Waar is de rest van de groep die mee zal doen met onze flashmob?
Weet ik veel! Ze komen wel.
Maar we staan al drie uur lang in de kou te dansen op het deuntje van Seabert om aandacht te vragen voor zielige zeehondjes!
Ze komen wel, doordansen!
Maar er kijkt niemand! Wat is het nut?
DOORDANSEN HILDA! Doe het voor de zeehondjes!
Ja maar Rik, ik word langzamerhand van de kou zélf een zeehond!
MOET IK JE SOMS DOODKNUPPELEN HILDA? Dit is een flashmob! Iedereen vindt dit cool! SNEL, VERPLAATS JE IN HET LEED VAN EEN ZEEHONDENPUP! Oeuwhwoeuuhw.
En daar gaan veel mensen de fout in. Flashmobs zijn niet cool, ze zijn allesbehalve cool. Al dans je drie keer halfnaakt de horlepiep op een houten been, nobody gives a crap. Iedereen heeft het al gezien en mensen díe kijken, kijken om leedvermaak te zien.
Met de flashmob van deze avond is het nog slechter gesteld. Het is namelijk ter promotie van iets commercieels. Wat kan ik me ergeren als ik een leuke reclame zie, toffe straatkunst, een aanstekelijk liedje hoor of een flashmob zie en ik moet erachter komen dat het ter promotie is van één of ander merk uierzalf. Weg illusie, weg spontaniteit. De zelfingenomen neppe vrolijkheid van hossende hippies maakt me dan kwaad, zo kwaad dat ik zelfs zeehondjes wil neerknuppelen. Een tegenovergesteld effect is nou niet iets wat je moet nastreven dacht ik zo.
Ik zie al voor me hoe hedendaagse flashmobs tot stand komen. Josje, HBO-studente scholiere en stage lopend op de marketing- en communicatieafdeling van een omroep, komt met een BAANBREKEND idee.
“Ik heb toch net iets tofs gezien op Hyves zeg! Mensen deden een flosjmop…fleshpop…flashmob! Ze gingen opeens dansen enzo en niemand snapte het en toen bleven ze kijken en toen moesten ze lachen en toen gingen ze klappen en toen gingen de mensen juichen! Zo kunnen we extra aandacht vragen voor onze onwijs kek gave mieterse pedante serie! Helemaal hip! Helemaal 2.0! Moeten we doen!”

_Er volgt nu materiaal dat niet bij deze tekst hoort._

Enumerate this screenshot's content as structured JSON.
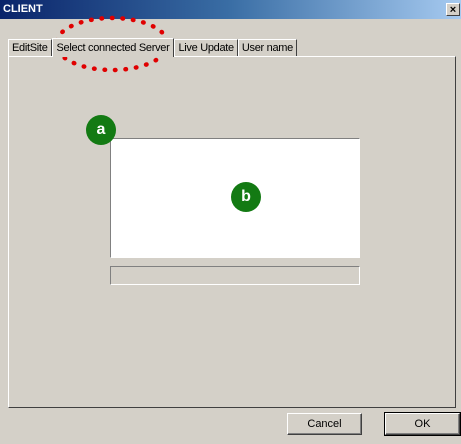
{
  "window": {
    "title": "CLIENT",
    "close_glyph": "×"
  },
  "tabs": [
    {
      "label": "EditSite",
      "active": false
    },
    {
      "label": "Select connected Server",
      "active": true
    },
    {
      "label": "Live Update",
      "active": false
    },
    {
      "label": "User name",
      "active": false
    }
  ],
  "markers": {
    "a": "a",
    "b": "b"
  },
  "buttons": {
    "cancel": "Cancel",
    "ok": "OK"
  },
  "colors": {
    "titlebar_start": "#0a246a",
    "marker_green": "#137a13",
    "annotation_red": "#e00000"
  }
}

Deze mensen bestaan echt. Het zijn onze toekomstige ambtenaren, zo erg lopen ze achter op het internetlandschap. De strategie van Josje en Rik, het heet de ‘doen om het doen’-strategie. Mensen, leer dat eens af. Anders wordt je flashmob een regelrechte cashflop.

Door: Lorenz van Gool | 21 February 2011 | 6 Reacties
Categorie: blog, columns | Tags: column, flashmob, marketing, studradio, unity fm
Comments
6 Reacties
Pleazzzz gooi het audiobestand online. Het was hilarisch! Vooral sterk stukje method acting bij de lijdende zeehondenpup.

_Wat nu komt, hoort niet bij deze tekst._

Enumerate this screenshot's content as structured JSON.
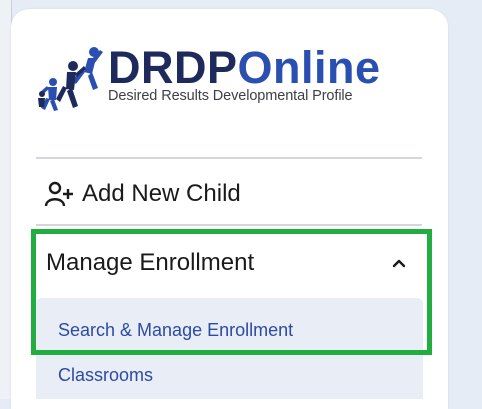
{
  "logo": {
    "brand_drdp": "DRDP",
    "brand_online": "Online",
    "subtitle": "Desired Results Developmental Profile"
  },
  "nav": {
    "add_child": {
      "label": "Add New Child",
      "icon": "add-person-icon"
    },
    "manage_enrollment": {
      "label": "Manage Enrollment",
      "icon": "chevron-up-icon",
      "expanded": true
    },
    "submenu": [
      {
        "label": "Search & Manage Enrollment"
      },
      {
        "label": "Classrooms"
      }
    ]
  },
  "colors": {
    "brand_dark": "#1e2a5c",
    "brand_blue": "#2a4fb0",
    "link": "#2c4aa6",
    "highlight": "#21ad3f",
    "submenu_bg": "#e8edf6"
  }
}
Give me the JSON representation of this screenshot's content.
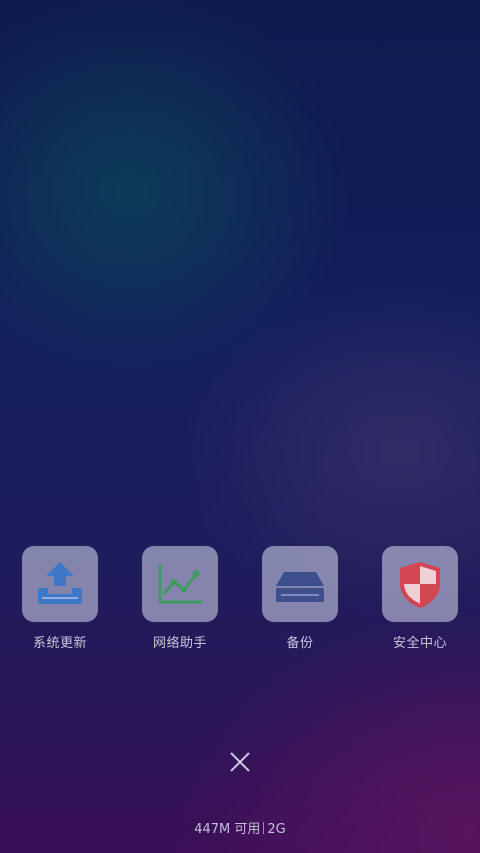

De nieuwe flashmob is sociaal en engaging ipv afstandelijk vervreemdend:
Supercommercieel voorbeeld, maar superleuk: http://youtu.be/NB3NPNM4xgo
Wanneer we die opgestuurd krijgen!
@Kevin Dat filmpje wou ik ook nog betrekken in de column. Het is een goed voorbeeld van wanneer ik een zeehond wil dood knuppelen.
Haha, mierzoet is niet ieders smaak, maar een (zelf uitgevoerde, zeer niet-representatieve) steekproef wijst uit dat dit het wél werkt.

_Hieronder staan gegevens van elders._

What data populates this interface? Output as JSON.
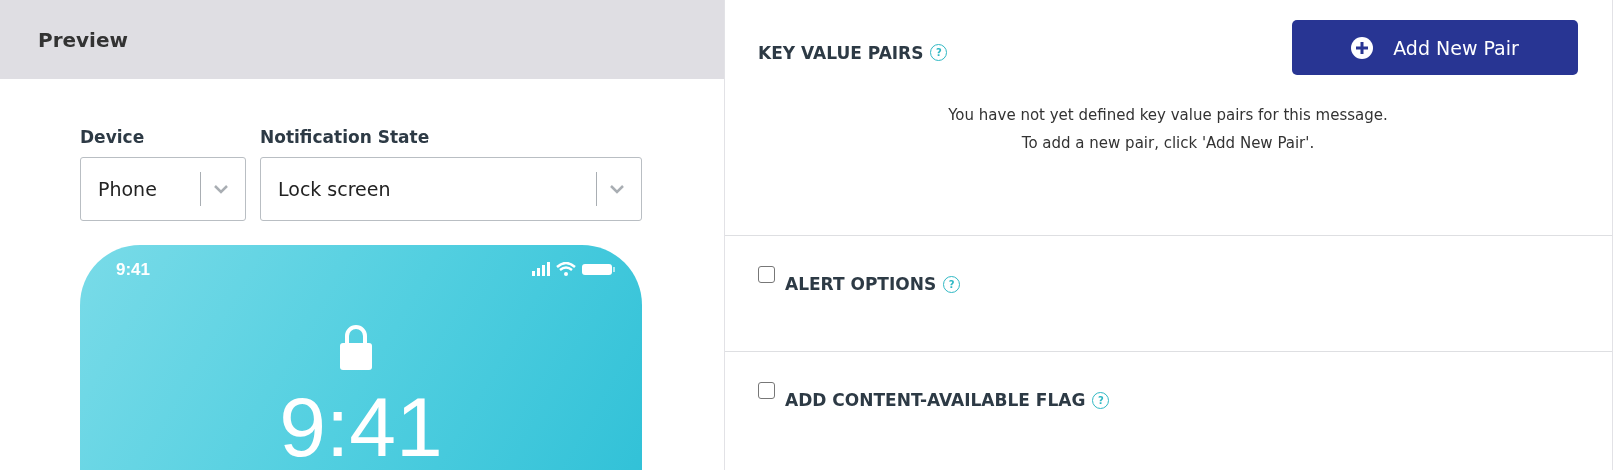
{
  "preview": {
    "title": "Preview",
    "fields": [
      {
        "label": "Device",
        "value": "Phone"
      },
      {
        "label": "Notification State",
        "value": "Lock screen"
      }
    ],
    "phone": {
      "status_time": "9:41",
      "clock": "9:41"
    }
  },
  "key_value_pairs": {
    "title": "KEY VALUE PAIRS",
    "help": "?",
    "button": "Add New Pair",
    "empty_message": [
      "You have not yet defined key value pairs for this message.",
      "To add a new pair, click 'Add New Pair'."
    ]
  },
  "options": [
    {
      "title": "ALERT OPTIONS",
      "help": "?",
      "checked": false
    },
    {
      "title": "ADD CONTENT-AVAILABLE FLAG",
      "help": "?",
      "checked": false
    }
  ]
}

Ook een belangrijke factor: Het is niet de flashmob an sich die het succes bepaalt, maar de kwaliteit van de opnamen/montage/verspreiding.
Ah, daar ben ik het wel mee eens. Soms moet je er gewoon bij geweest zijn, terwijl je in de meeste gevallen het vanachter je laptopje kan aanschouwen.
Je kan je dan wel weer afvragen of de ‘geknipte’ versie geen vertekend beeld laat zien, maar dat terzijde.